A Copa e o trem de alta velocidade
O Brasil, conforme já dissemos algumas vezes, é um país no mínimo estranho. Primeiro se prontifica e luta com unhas e dentes para fazer uma copa em 2014, que em nossa opinião não deveria ser pleiteada. Não tem nada a ver com nosso atual momento. O futebol brasileiro vive dias complicados fora do campo, o que aliás já vem de muito tempo.

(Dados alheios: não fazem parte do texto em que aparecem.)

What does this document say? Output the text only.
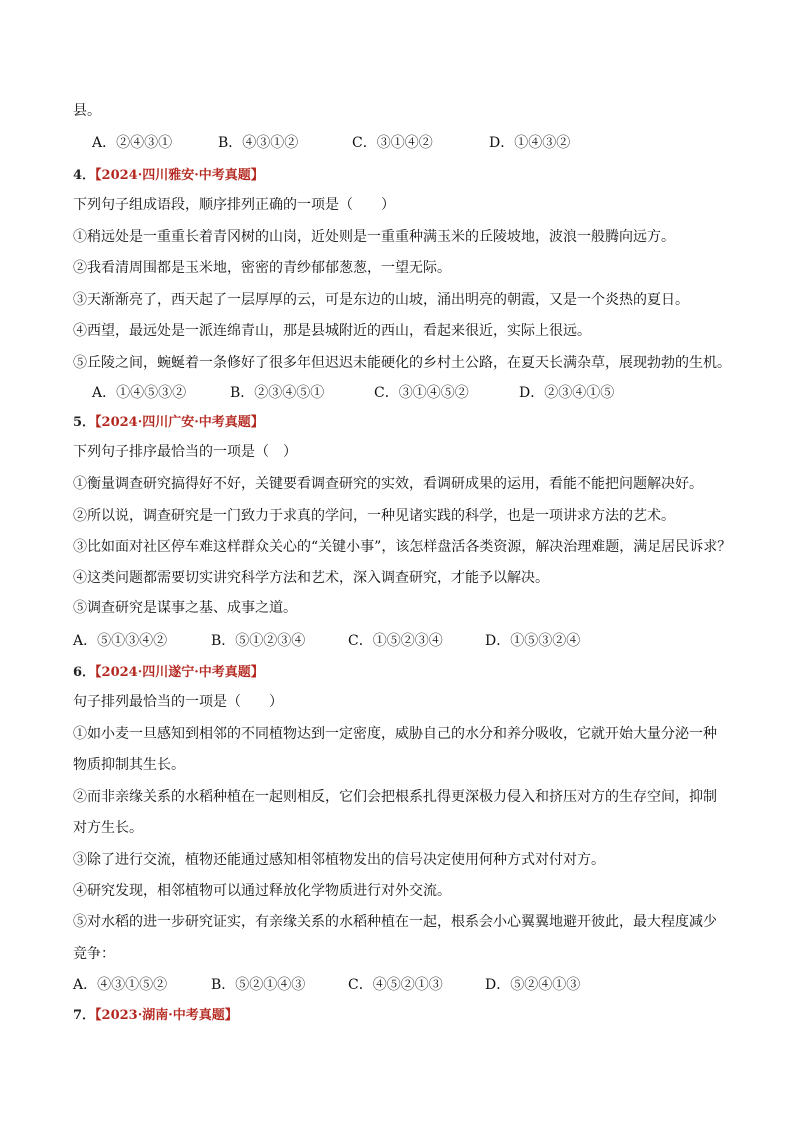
县。
A．②④③①	B．④③①②	C．③①④②	D．①④③②
4．【2024·四川雅安·中考真题】
下列句子组成语段，顺序排列正确的一项是（　　）
①稍远处是一重重长着青冈树的山岗，近处则是一重重种满玉米的丘陵坡地，波浪一般腾向远方。
②我看清周围都是玉米地，密密的青纱郁郁葱葱，一望无际。
③天渐渐亮了，西天起了一层厚厚的云，可是东边的山坡，涌出明亮的朝霞，又是一个炎热的夏日。
④西望，最远处是一派连绵青山，那是县城附近的西山，看起来很近，实际上很远。
⑤丘陵之间，蜿蜒着一条修好了很多年但迟迟未能硬化的乡村土公路，在夏天长满杂草，展现勃勃的生机。
A．①④⑤③②	B．②③④⑤①	C．③①④⑤②	D．②③④①⑤
5．【2024·四川广安·中考真题】
下列句子排序最恰当的一项是（　）
①衡量调查研究搞得好不好，关键要看调查研究的实效，看调研成果的运用，看能不能把问题解决好。
②所以说，调查研究是一门致力于求真的学问，一种见诸实践的科学，也是一项讲求方法的艺术。
③比如面对社区停车难这样群众关心的“关键小事”，该怎样盘活各类资源，解决治理难题，满足居民诉求？
④这类问题都需要切实讲究科学方法和艺术，深入调查研究，才能予以解决。
⑤调查研究是谋事之基、成事之道。
A．⑤①③④②	B．⑤①②③④	C．①⑤②③④	D．①⑤③②④
6．【2024·四川遂宁·中考真题】
句子排列最恰当的一项是（　　）
①如小麦一旦感知到相邻的不同植物达到一定密度，威胁自己的水分和养分吸收，它就开始大量分泌一种
物质抑制其生长。
②而非亲缘关系的水稻种植在一起则相反，它们会把根系扎得更深极力侵入和挤压对方的生存空间，抑制
对方生长。
③除了进行交流，植物还能通过感知相邻植物发出的信号决定使用何种方式对付对方。
④研究发现，相邻植物可以通过释放化学物质进行对外交流。
⑤对水稻的进一步研究证实，有亲缘关系的水稻种植在一起，根系会小心翼翼地避开彼此，最大程度减少
竞争：
A．④③①⑤②	B．⑤②①④③	C．④⑤②①③	D．⑤②④①③
7．【2023·湖南·中考真题】
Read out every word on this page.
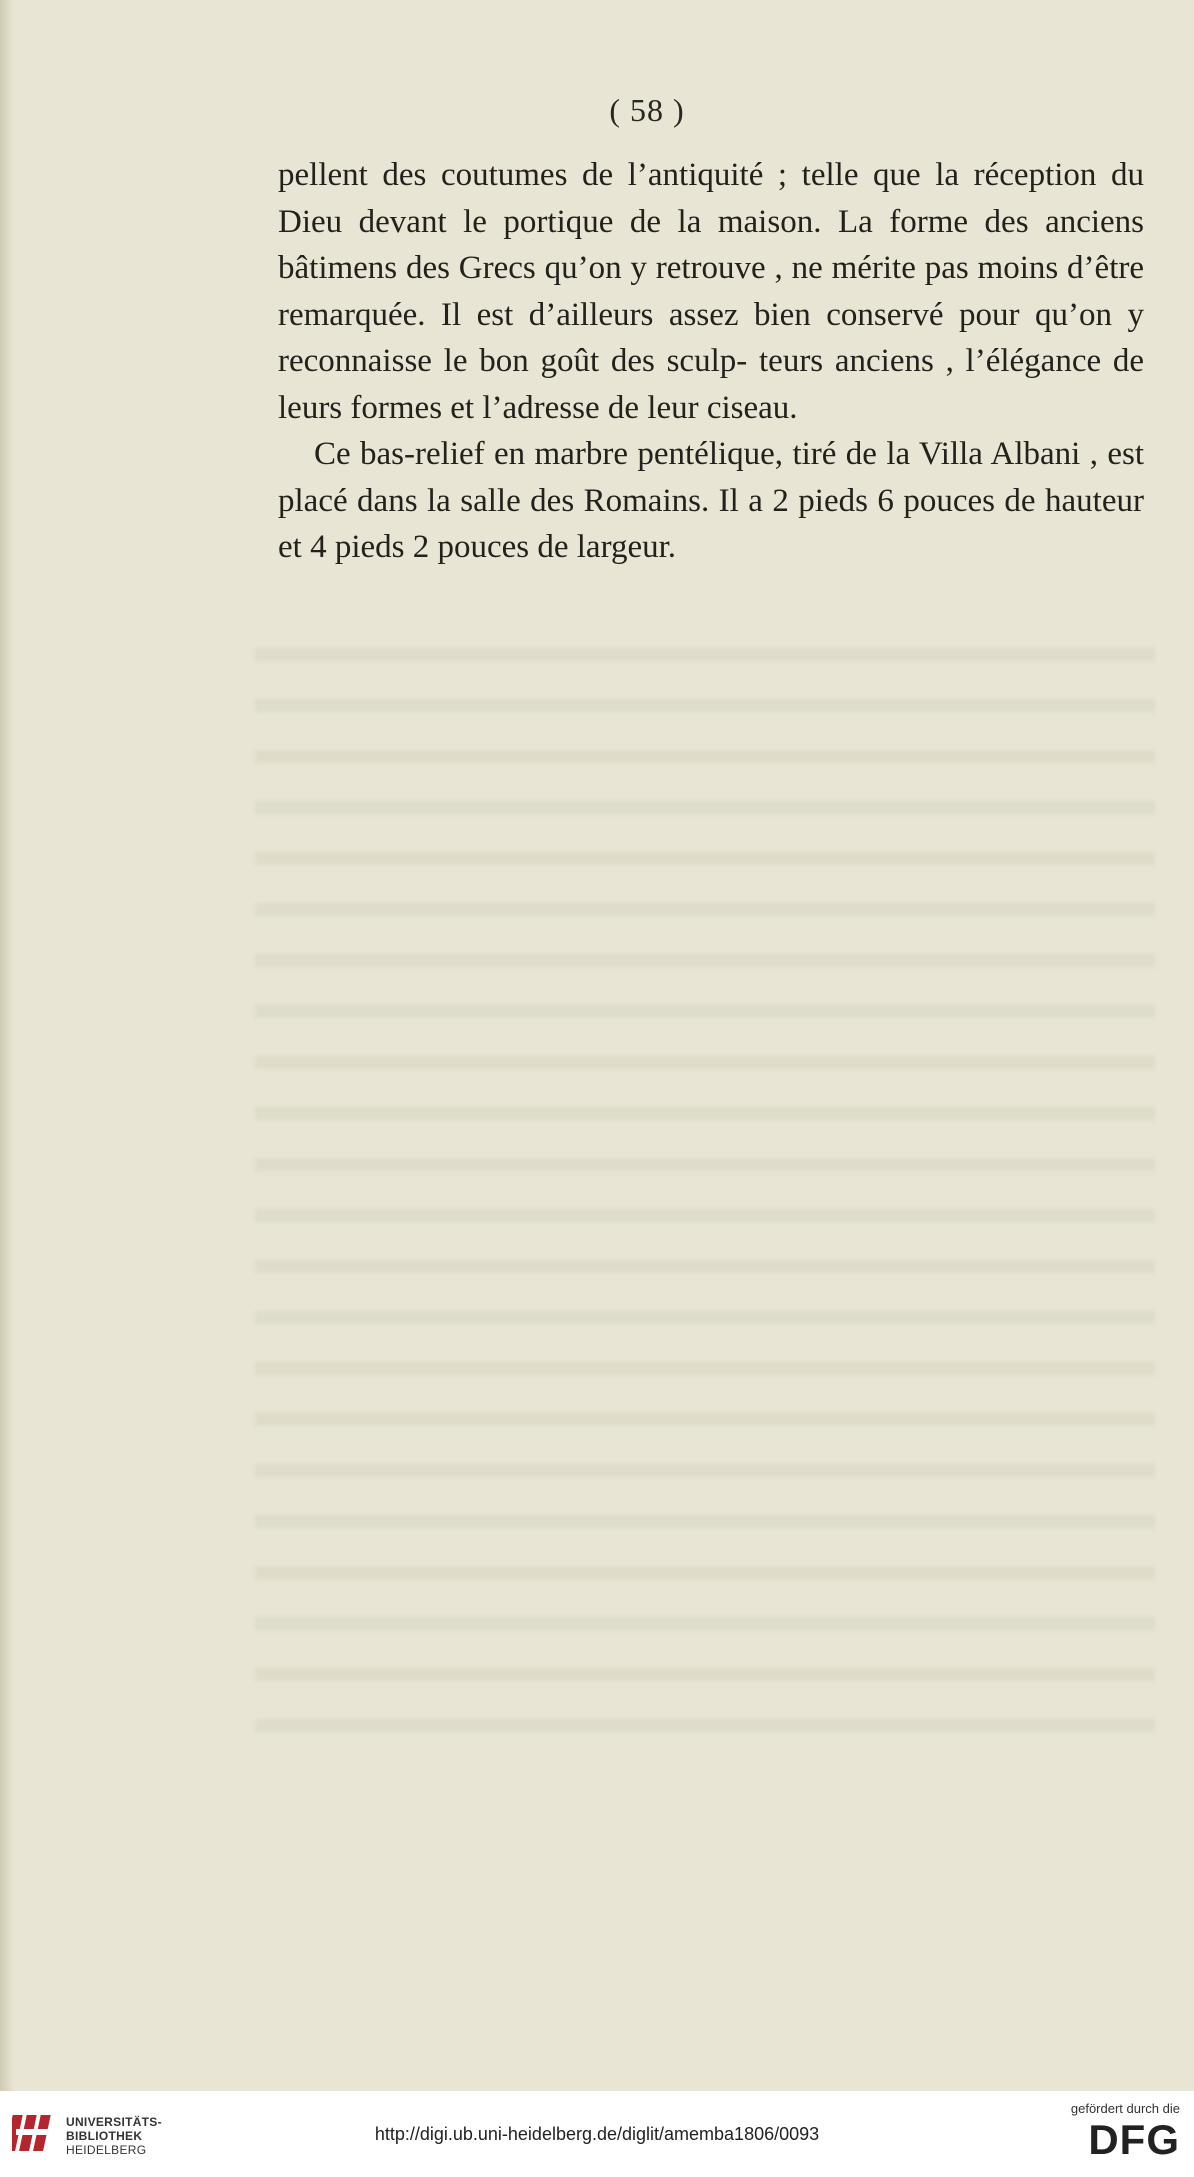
( 58 )

pellent des coutumes de l’antiquité ; telle que la réception du Dieu devant le portique de la maison. La forme des anciens bâtimens des Grecs qu’on y retrouve , ne mérite pas moins d’être remarquée. Il est d’ailleurs assez bien conservé pour qu’on y reconnaisse le bon goût des sculp- teurs anciens , l’élégance de leurs formes et l’adresse de leur ciseau.

Ce bas-relief en marbre pentélique, tiré de la Villa Albani , est placé dans la salle des Romains. Il a 2 pieds 6 pouces de hauteur et 4 pieds 2 pouces de largeur.

UNIVERSITÄTS-
BIBLIOTHEK
HEIDELBERG
http://digi.ub.uni-heidelberg.de/diglit/amemba1806/0093
gefördert durch die
DFG
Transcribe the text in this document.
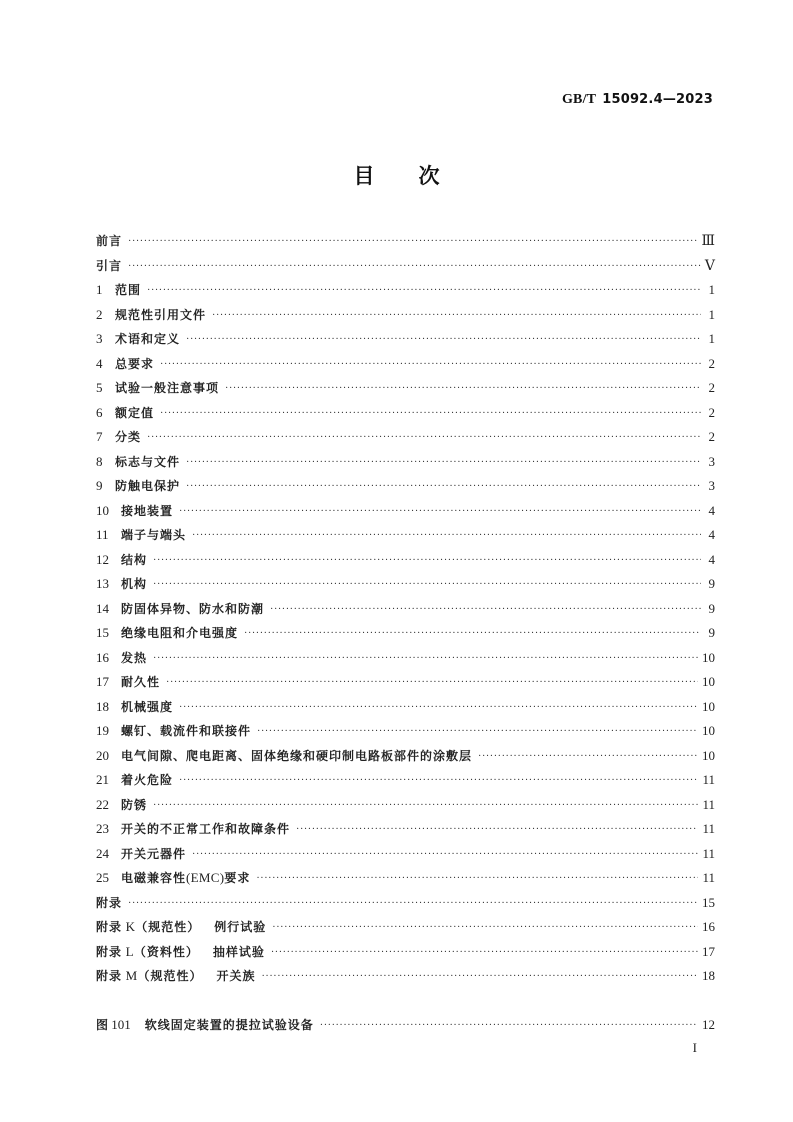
GB/T 15092.4—2023
目 次
前言 ·····	Ⅲ
引言 ·····	Ⅴ
1	范围 ·····	1
2	规范性引用文件 ·····	1
3	术语和定义 ·····	1
4	总要求 ·····	2
5	试验一般注意事项 ·····	2
6	额定值 ·····	2
7	分类 ·····	2
8	标志与文件 ·····	3
9	防触电保护 ·····	3
10	接地装置 ·····	4
11	端子与端头 ·····	4
12	结构 ·····	4
13	机构 ·····	9
14	防固体异物、防水和防潮 ·····	9
15	绝缘电阻和介电强度 ·····	9
16	发热 ·····	10
17	耐久性 ·····	10
18	机械强度 ·····	10
19	螺钉、载流件和联接件 ·····	10
20	电气间隙、爬电距离、固体绝缘和硬印制电路板部件的涂敷层 ·····	10
21	着火危险 ·····	11
22	防锈 ·····	11
23	开关的不正常工作和故障条件 ·····	11
24	开关元器件 ·····	11
25	电磁兼容性(EMC)要求 ·····	11
附录 ·····	15
附录 K（规范性） 例行试验 ·····	16
附录 L（资料性） 抽样试验 ·····	17
附录 M（规范性） 开关族 ·····	18
图 101 软线固定装置的提拉试验设备 ·····	12
I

Todos, ou quase todos os nossos principais clubes são deficitários e devedores. Enquanto pagamos nossos impostos religiosamente, os clubes não o fazem, e está tudo bem. O público nos estádios não condiz com a grandiosidade de nosso futebol, mas isso é explicável. Ingressos caros, comando da televisão, horários inadequados dos jogos, violência, etc. O afastamento do público dos estádios é consequência da situação econômica do país, que joga milhões na marginalidade. E a educação, claro que a sua falta, está na base de todos os nossos problemas, em especial econômicos.
E, diante de tudo isso, vamos gastar bilhões de reais para fazermos uma copa. Pode-se argumentar que ela se pagará, e se não o fizer, fica o prazer do país e seu povo de a ter realizado. Ok, mas prazer não é o suficiente, pelo menos para nós.
Estamos preocupados com outras coisas, que não a realização da copa em si. Gostaríamos de saber o que faremos com os estádios que surgirão até a copa, quem os sustentará com a grandiosidade que ficarão. E, todos sabemos, que este é um país megalomaníaco, em que tudo tem que ser grande e o melhor. Seremos, após a copa, o país dos estádios fantasmas.
Mas, nossa preocupação, mais do que com os estádios e clubes, é o famoso trem de alta velocidade que ligará as duas maiores e mais importantes capitais brasileiras. Um trem que já se divulgou, custará 34,6 bilhões de reais. Quem já construiu algo, ou simplesmente vive neste país, sabe que se o cálculo inicial é este, ele não custará menos que 69,2 bilhões de reais. Não estamos calculando as comissões, que certamente sabemos que existem, e que servem para ajustar algumas coisas (sic).
Não podemos entender para que vamos construir um trem que andará a velocidades de cerca de 300 quilômetros por ora, para uso de alguns poucos e que, certamente, também será outro fantasma perambulando pelas nossas noites, fazendo delas um pesadelo. Para os que vão usa-lo, já existe a ponte aérea, que cumpre bem o seu objetivo.
Mas, muito pior que isso, é que ele nada mudará no trânsito das nossas duas principais capitais. Tudo continuará o caos de sempre, e piorando. Entram, apenas na cidade de São Paulo, 500 carros por dia. Se considerarmos cada carro com quarto metros, e apenas seis metros de distância entre eles – obviamente precisamos de mais – já temos ai cinco quilômetros de carros a mais por dia na cidade. Note-se que a cidade tem que construir cinco quilômetros de vias públicas diariamente, apenas para que tudo continue igual ao dia anterior. E quanto tempo se leva para construir estes cinco quilômetros? Não é de espantar que a cidade está em vias de paralisação.
Está óbvio, portanto, que melhor do que investir neste trem fantasma, que nos assombrará pelo resto dos nossos dias, até todos termos renda per capita adequada, será investir este capital no trânsito das nossas cidades. Quantos quilômetros de metrôs e vias públicas poderiam ser construídos com este montante? São as cidades que precisam ser cuidadas, e não alguns privilegiados que usarão este trem, e que podem muito bem continuar utilizando o avião.
Achamos que um pouco de bom senso não fará mal a nenhum dos nossos megalomaníacos governantes. E que eles têm que parar de pensar apenas em si, no nome que darão ao elefante branco, ops, trem fantasma, e em cravar seu nome em obras faraônicas. Já basta o que fizemos em toda nossa existência, e o máximo a que nos levou foi a este atual patamar de subdesenvolvimento e inserção absoluta no quarto mundo. Ainda há, obviamente, aqueles que acreditam que pertencemos ao terceiro mundo. Não achamos que seja possível nos equipararmos a países como Taiwan, Singapura, Coréia e outros, que obviamente não fazem parte dos grandes países desenvolvidos, portanto, do primeiro mundo. Assim, fácil perceber que não fazemos parte dele.
Embora, em muitas coisas, nos assemelhemos ao primeiro mundo, e vide nossa capacidade de sequenciamento genético. Será bom se começarmos a aplicar isso em todas as áreas das nossas vidas, para que reentremos no terceiro mundo e, quiçá, algum dia, no primeiro.